Расхождение двух воззрений очевидно. Чтобы попытаться найти компромисс, который учитывал бы возможную истину как той, так и другой точки зрения, нужно сначала тщательно разграничить два совершенно разных вопроса, только что упомянутых: какую цель ставил перед собой св. Игнатий, когда писал Упражнения, точнее, когда придавал им окончательный вид и печатал их в 1548 г.? С какой целью мы можем использовать те же Упражнения сегодня, какие плоды они могут приносить душам и какие обыкновенно приносят в наши дни? Только первый из этих двух вопросов должен занимать нас теперь. Второй будет рассмотрен ниже, когда мы будем исследовать, какое развитие практика Упражнений получила в действительности и может еще получить в дальнейшем без искажения первоначального замысла автора.
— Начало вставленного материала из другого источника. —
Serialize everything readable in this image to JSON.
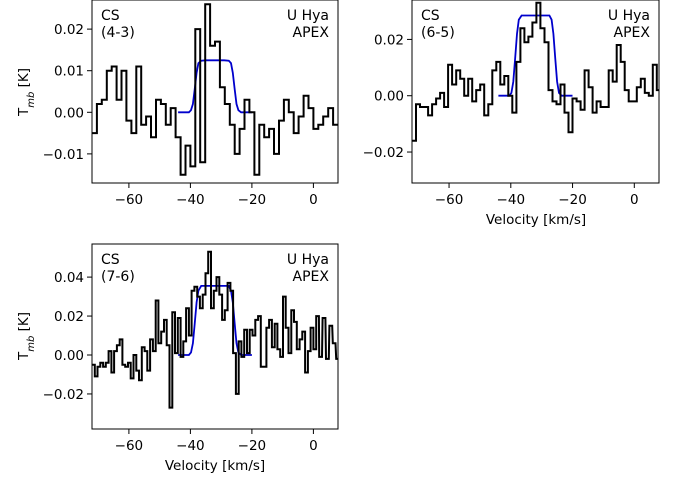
{
  "chart_data": [
    {
      "type": "line",
      "panel": "CS (4-3)",
      "molecule": "CS",
      "transition": "(4-3)",
      "star": "U Hya",
      "telescope": "APEX",
      "xlabel": "",
      "ylabel": "T_mb [K]",
      "xlim": [
        -72,
        8
      ],
      "ylim": [
        -0.017,
        0.027
      ],
      "xticks": [
        -60,
        -40,
        -20,
        0
      ],
      "xtick_labels": [
        "−60",
        "−40",
        "−20",
        "0"
      ],
      "yticks": [
        -0.01,
        0.0,
        0.01,
        0.02
      ],
      "ytick_labels": [
        "−0.01",
        "0.00",
        "0.01",
        "0.02"
      ],
      "series": [
        {
          "role": "spectrum",
          "color": "#000000",
          "channel_width": 1.6,
          "x": [
            -71.2,
            -69.6,
            -68.0,
            -66.4,
            -64.8,
            -63.2,
            -61.6,
            -60.0,
            -58.4,
            -56.8,
            -55.2,
            -53.6,
            -52.0,
            -50.4,
            -48.8,
            -47.2,
            -45.6,
            -44.0,
            -42.4,
            -40.8,
            -39.2,
            -37.6,
            -36.0,
            -34.4,
            -32.8,
            -31.2,
            -29.6,
            -28.0,
            -26.4,
            -24.8,
            -23.2,
            -21.6,
            -20.0,
            -18.4,
            -16.8,
            -15.2,
            -13.6,
            -12.0,
            -10.4,
            -8.8,
            -7.2,
            -5.6,
            -4.0,
            -2.4,
            -0.8,
            0.8,
            2.4,
            4.0,
            5.6,
            7.2
          ],
          "y": [
            -0.005,
            0.002,
            0.003,
            0.01,
            0.011,
            0.003,
            0.01,
            -0.002,
            -0.005,
            0.011,
            -0.003,
            -0.001,
            -0.006,
            0.003,
            0.002,
            -0.003,
            0.001,
            -0.006,
            -0.015,
            -0.008,
            -0.013,
            0.02,
            -0.012,
            0.026,
            0.016,
            0.017,
            0.006,
            0.002,
            -0.003,
            -0.01,
            -0.004,
            0.003,
            0.0,
            -0.015,
            -0.003,
            -0.006,
            -0.004,
            -0.01,
            -0.002,
            0.003,
            0.0,
            -0.005,
            -0.001,
            0.004,
            0.001,
            -0.004,
            -0.003,
            -0.001,
            0.001,
            -0.003
          ]
        },
        {
          "role": "fit",
          "color": "#0000cc",
          "x": [
            -44.0,
            -40.5,
            -39.8,
            -39.2,
            -38.6,
            -38.0,
            -37.4,
            -36.5,
            -35.0,
            -32.0,
            -29.0,
            -27.5,
            -26.8,
            -26.2,
            -25.6,
            -25.0,
            -24.4,
            -23.5,
            -20.0
          ],
          "y": [
            0.0,
            0.0,
            0.0005,
            0.002,
            0.0055,
            0.0095,
            0.0118,
            0.0124,
            0.0125,
            0.0125,
            0.0125,
            0.0124,
            0.0118,
            0.0095,
            0.0055,
            0.002,
            0.0005,
            0.0,
            0.0
          ]
        }
      ]
    },
    {
      "type": "line",
      "panel": "CS (6-5)",
      "molecule": "CS",
      "transition": "(6-5)",
      "star": "U Hya",
      "telescope": "APEX",
      "xlabel": "Velocity [km/s]",
      "ylabel": "",
      "xlim": [
        -72,
        8
      ],
      "ylim": [
        -0.031,
        0.034
      ],
      "xticks": [
        -60,
        -40,
        -20,
        0
      ],
      "xtick_labels": [
        "−60",
        "−40",
        "−20",
        "0"
      ],
      "yticks": [
        -0.02,
        0.0,
        0.02
      ],
      "ytick_labels": [
        "−0.02",
        "0.00",
        "0.02"
      ],
      "series": [
        {
          "role": "spectrum",
          "color": "#000000",
          "channel_width": 1.3,
          "x": [
            -71.35,
            -70.05,
            -68.75,
            -67.45,
            -66.15,
            -64.85,
            -63.55,
            -62.25,
            -60.95,
            -59.65,
            -58.35,
            -57.05,
            -55.75,
            -54.45,
            -53.15,
            -51.85,
            -50.55,
            -49.25,
            -47.95,
            -46.65,
            -45.35,
            -44.05,
            -42.75,
            -41.45,
            -40.15,
            -38.85,
            -37.55,
            -36.25,
            -34.95,
            -33.65,
            -32.35,
            -31.05,
            -29.75,
            -28.45,
            -27.15,
            -25.85,
            -24.55,
            -23.25,
            -21.95,
            -20.65,
            -19.35,
            -18.05,
            -16.75,
            -15.45,
            -14.15,
            -12.85,
            -11.55,
            -10.25,
            -8.95,
            -7.65,
            -6.35,
            -5.05,
            -3.75,
            -2.45,
            -1.15,
            0.15,
            1.45,
            2.75,
            4.05,
            5.35,
            6.65,
            7.95
          ],
          "y": [
            -0.016,
            -0.003,
            -0.004,
            -0.004,
            -0.007,
            -0.003,
            -0.001,
            0.001,
            -0.004,
            0.011,
            0.004,
            0.009,
            0.006,
            0.0,
            0.006,
            -0.002,
            0.002,
            0.004,
            -0.007,
            -0.003,
            0.009,
            0.012,
            0.004,
            0.007,
            0.0,
            -0.006,
            0.012,
            0.024,
            0.019,
            0.021,
            0.026,
            0.033,
            0.024,
            0.019,
            0.002,
            -0.002,
            -0.003,
            0.004,
            -0.006,
            -0.013,
            -0.001,
            -0.002,
            -0.005,
            0.009,
            0.003,
            -0.006,
            -0.002,
            -0.004,
            -0.004,
            0.009,
            0.005,
            0.018,
            0.012,
            0.002,
            -0.002,
            -0.002,
            0.003,
            0.006,
            0.001,
            0.0,
            0.011,
            0.002
          ]
        },
        {
          "role": "fit",
          "color": "#0000cc",
          "x": [
            -44.0,
            -40.5,
            -39.8,
            -39.2,
            -38.6,
            -38.0,
            -37.4,
            -36.5,
            -35.0,
            -32.0,
            -29.0,
            -27.5,
            -26.8,
            -26.2,
            -25.6,
            -25.0,
            -24.4,
            -23.5,
            -20.0
          ],
          "y": [
            0.0,
            0.0,
            0.001,
            0.005,
            0.013,
            0.022,
            0.027,
            0.0285,
            0.0285,
            0.0285,
            0.0285,
            0.0285,
            0.027,
            0.022,
            0.013,
            0.005,
            0.001,
            0.0,
            0.0
          ]
        }
      ]
    },
    {
      "type": "line",
      "panel": "CS (7-6)",
      "molecule": "CS",
      "transition": "(7-6)",
      "star": "U Hya",
      "telescope": "APEX",
      "xlabel": "Velocity [km/s]",
      "ylabel": "T_mb [K]",
      "xlim": [
        -72,
        8
      ],
      "ylim": [
        -0.038,
        0.057
      ],
      "xticks": [
        -60,
        -40,
        -20,
        0
      ],
      "xtick_labels": [
        "−60",
        "−40",
        "−20",
        "0"
      ],
      "yticks": [
        -0.02,
        0.0,
        0.02,
        0.04
      ],
      "ytick_labels": [
        "−0.02",
        "0.00",
        "0.02",
        "0.04"
      ],
      "series": [
        {
          "role": "spectrum",
          "color": "#000000",
          "channel_width": 0.9,
          "x": [
            -71.55,
            -70.65,
            -69.75,
            -68.85,
            -67.95,
            -67.05,
            -66.15,
            -65.25,
            -64.35,
            -63.45,
            -62.55,
            -61.65,
            -60.75,
            -59.85,
            -58.95,
            -58.05,
            -57.15,
            -56.25,
            -55.35,
            -54.45,
            -53.55,
            -52.65,
            -51.75,
            -50.85,
            -49.95,
            -49.05,
            -48.15,
            -47.25,
            -46.35,
            -45.45,
            -44.55,
            -43.65,
            -42.75,
            -41.85,
            -40.95,
            -40.05,
            -39.15,
            -38.25,
            -37.35,
            -36.45,
            -35.55,
            -34.65,
            -33.75,
            -32.85,
            -31.95,
            -31.05,
            -30.15,
            -29.25,
            -28.35,
            -27.45,
            -26.55,
            -25.65,
            -24.75,
            -23.85,
            -22.95,
            -22.05,
            -21.15,
            -20.25,
            -19.35,
            -18.45,
            -17.55,
            -16.65,
            -15.75,
            -14.85,
            -13.95,
            -13.05,
            -12.15,
            -11.25,
            -10.35,
            -9.45,
            -8.55,
            -7.65,
            -6.75,
            -5.85,
            -4.95,
            -4.05,
            -3.15,
            -2.25,
            -1.35,
            -0.45,
            0.45,
            1.35,
            2.35,
            3.45,
            4.55,
            5.65,
            6.75,
            7.85
          ],
          "y": [
            -0.005,
            -0.011,
            -0.006,
            -0.004,
            -0.006,
            -0.004,
            0.002,
            -0.009,
            0.002,
            0.005,
            0.008,
            -0.005,
            -0.006,
            -0.004,
            -0.012,
            0.0,
            -0.008,
            -0.013,
            0.004,
            0.002,
            -0.008,
            0.008,
            0.002,
            0.028,
            0.006,
            0.012,
            0.018,
            0.005,
            -0.027,
            0.022,
            0.001,
            0.019,
            -0.001,
            0.007,
            0.024,
            0.01,
            0.033,
            0.035,
            0.03,
            0.024,
            0.031,
            0.042,
            0.053,
            0.024,
            0.033,
            0.04,
            0.031,
            0.018,
            0.023,
            0.037,
            0.033,
            0.001,
            -0.02,
            0.007,
            -0.001,
            0.013,
            0.001,
            0.013,
            0.01,
            0.018,
            0.02,
            -0.006,
            -0.006,
            0.014,
            0.018,
            0.004,
            0.016,
            0.003,
            -0.001,
            0.03,
            0.014,
            0.001,
            0.023,
            0.017,
            0.003,
            0.008,
            0.012,
            -0.009,
            0.002,
            0.014,
            0.003,
            0.02,
            -0.001,
            0.019,
            -0.002,
            0.015,
            0.006,
            -0.002
          ]
        },
        {
          "role": "fit",
          "color": "#0000cc",
          "x": [
            -44.0,
            -40.5,
            -39.8,
            -39.2,
            -38.6,
            -38.0,
            -37.4,
            -36.5,
            -35.0,
            -32.0,
            -29.0,
            -27.5,
            -26.8,
            -26.2,
            -25.6,
            -25.0,
            -24.4,
            -23.5,
            -20.0
          ],
          "y": [
            0.0,
            0.0,
            0.0013,
            0.006,
            0.016,
            0.027,
            0.033,
            0.0355,
            0.0355,
            0.0355,
            0.0355,
            0.0355,
            0.033,
            0.027,
            0.016,
            0.006,
            0.0013,
            0.0,
            0.0
          ]
        }
      ]
    }
  ]
}
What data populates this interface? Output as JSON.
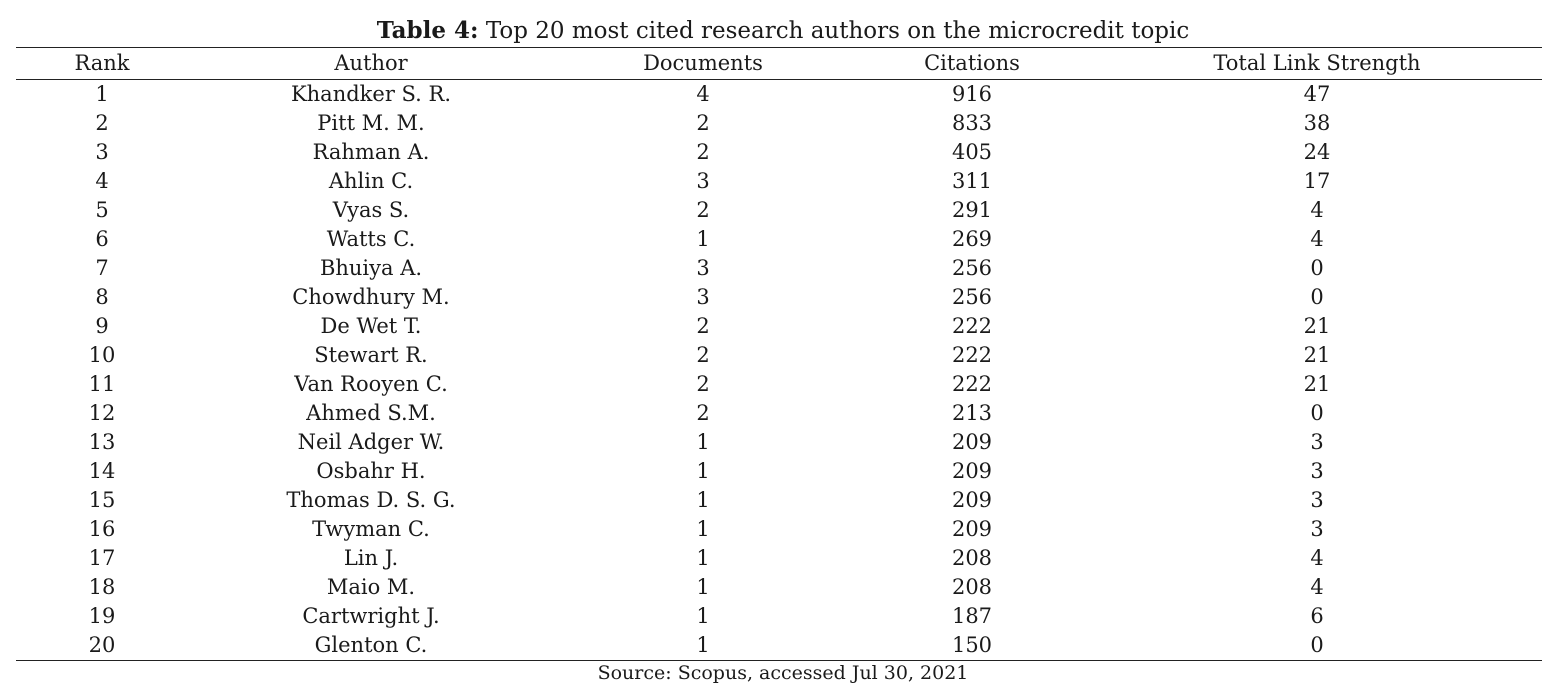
{
  "caption": {
    "label": "Table 4:",
    "text": " Top 20 most cited research authors on the microcredit topic"
  },
  "headers": [
    "Rank",
    "Author",
    "Documents",
    "Citations",
    "Total Link Strength"
  ],
  "rows": [
    [
      "1",
      "Khandker S. R.",
      "4",
      "916",
      "47"
    ],
    [
      "2",
      "Pitt M. M.",
      "2",
      "833",
      "38"
    ],
    [
      "3",
      "Rahman A.",
      "2",
      "405",
      "24"
    ],
    [
      "4",
      "Ahlin C.",
      "3",
      "311",
      "17"
    ],
    [
      "5",
      "Vyas S.",
      "2",
      "291",
      "4"
    ],
    [
      "6",
      "Watts C.",
      "1",
      "269",
      "4"
    ],
    [
      "7",
      "Bhuiya A.",
      "3",
      "256",
      "0"
    ],
    [
      "8",
      "Chowdhury M.",
      "3",
      "256",
      "0"
    ],
    [
      "9",
      "De Wet T.",
      "2",
      "222",
      "21"
    ],
    [
      "10",
      "Stewart R.",
      "2",
      "222",
      "21"
    ],
    [
      "11",
      "Van Rooyen C.",
      "2",
      "222",
      "21"
    ],
    [
      "12",
      "Ahmed S.M.",
      "2",
      "213",
      "0"
    ],
    [
      "13",
      "Neil Adger W.",
      "1",
      "209",
      "3"
    ],
    [
      "14",
      "Osbahr H.",
      "1",
      "209",
      "3"
    ],
    [
      "15",
      "Thomas D. S. G.",
      "1",
      "209",
      "3"
    ],
    [
      "16",
      "Twyman C.",
      "1",
      "209",
      "3"
    ],
    [
      "17",
      "Lin J.",
      "1",
      "208",
      "4"
    ],
    [
      "18",
      "Maio M.",
      "1",
      "208",
      "4"
    ],
    [
      "19",
      "Cartwright J.",
      "1",
      "187",
      "6"
    ],
    [
      "20",
      "Glenton C.",
      "1",
      "150",
      "0"
    ]
  ],
  "source": "Source: Scopus, accessed Jul 30, 2021"
}
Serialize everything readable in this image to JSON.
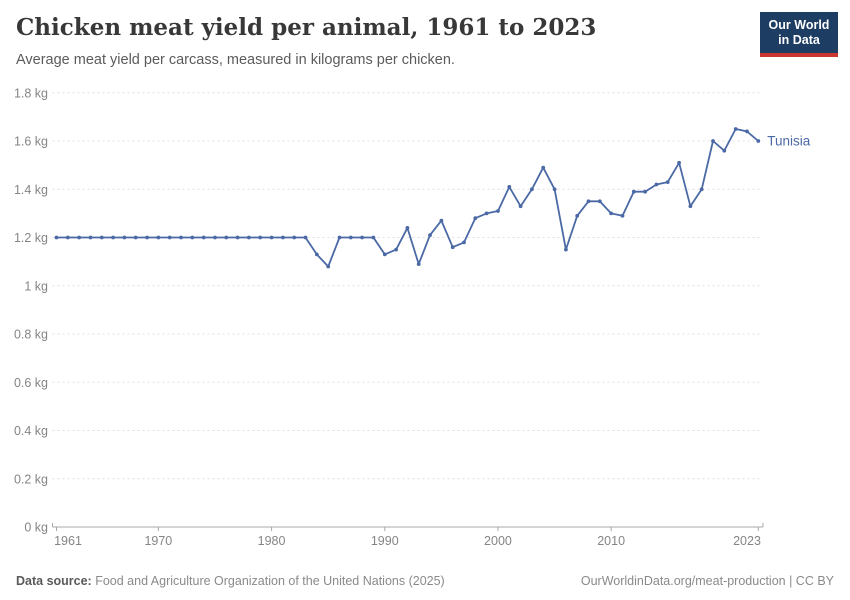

Что до мысли самого Игнатия, то здесь мы располагаем, прежде всего, двумя его заявлениями, сделанными в заглавии книги и в первом примечании (п. 21 и 1): «Духовные упражнения, дабы человек смог победить самого себя и упорядочить свою жизнь силой решения, свободного от какого бы то ни было неупорядоченного влечения»; «Под именем Духовных Упражнений разумеется всякий способ испытания совести, размышления, созерцания, молитвы словесной и мысленной и других духовных действий, как об этом будет сказано впоследствии. Ибо как телесным упражнением является: гуляние, хождение, бегание, так и всякий способ, каким душа приготовляется и располагается для своего освобождения от всех неупорядоченных влечений и, коль скоро они будут уничтожены, для поиска и обретения воли Божией относительно устройства своей жизни и для спасения своей души, – называется Духовным Упражнением». Другим выражением той же мысли Игнатия являются несколько написанных им заметок о способе преподавания Духовных упражнений[238], первый набросок будущих директорий, которые увенчались сорок лет спустя выходом официальной «Директории», изданной Аквавивой. Можно лишь изумляться тому, какое место занимает здесь выбор жизненного положения, выбор между путем предписаний и путем советов. Здесь мы, в частности, читаем: «Тем, кто в течение первой недели не проявил большого рвения и желания перейти к выбору жизненного положения, лучше не давать вторую неделю, по крайней мере, месяц или два». Указания, содержащиеся в переписке, подтверждают это предписание. За несколько дней до смерти, 4 июля 1556 г., он напоминает, что «вообще» Упражнения не подобает полностью давать «людям, не способным к монашеской жизни», но нужно ограничиваться первой неделей[239]. 18 июля он повторяет также отцу Фульвио Андроццио, что широко следует преподавать лишь первую неделю, но все Упражнения целиком следует давать только людям, подающим большие надежды[240]. Все это, кажется, подтверждает мысль о том, что святой задумывал эти Упражнения главным образом для подготовки и помощи в наилучшем выборе жизненного положения.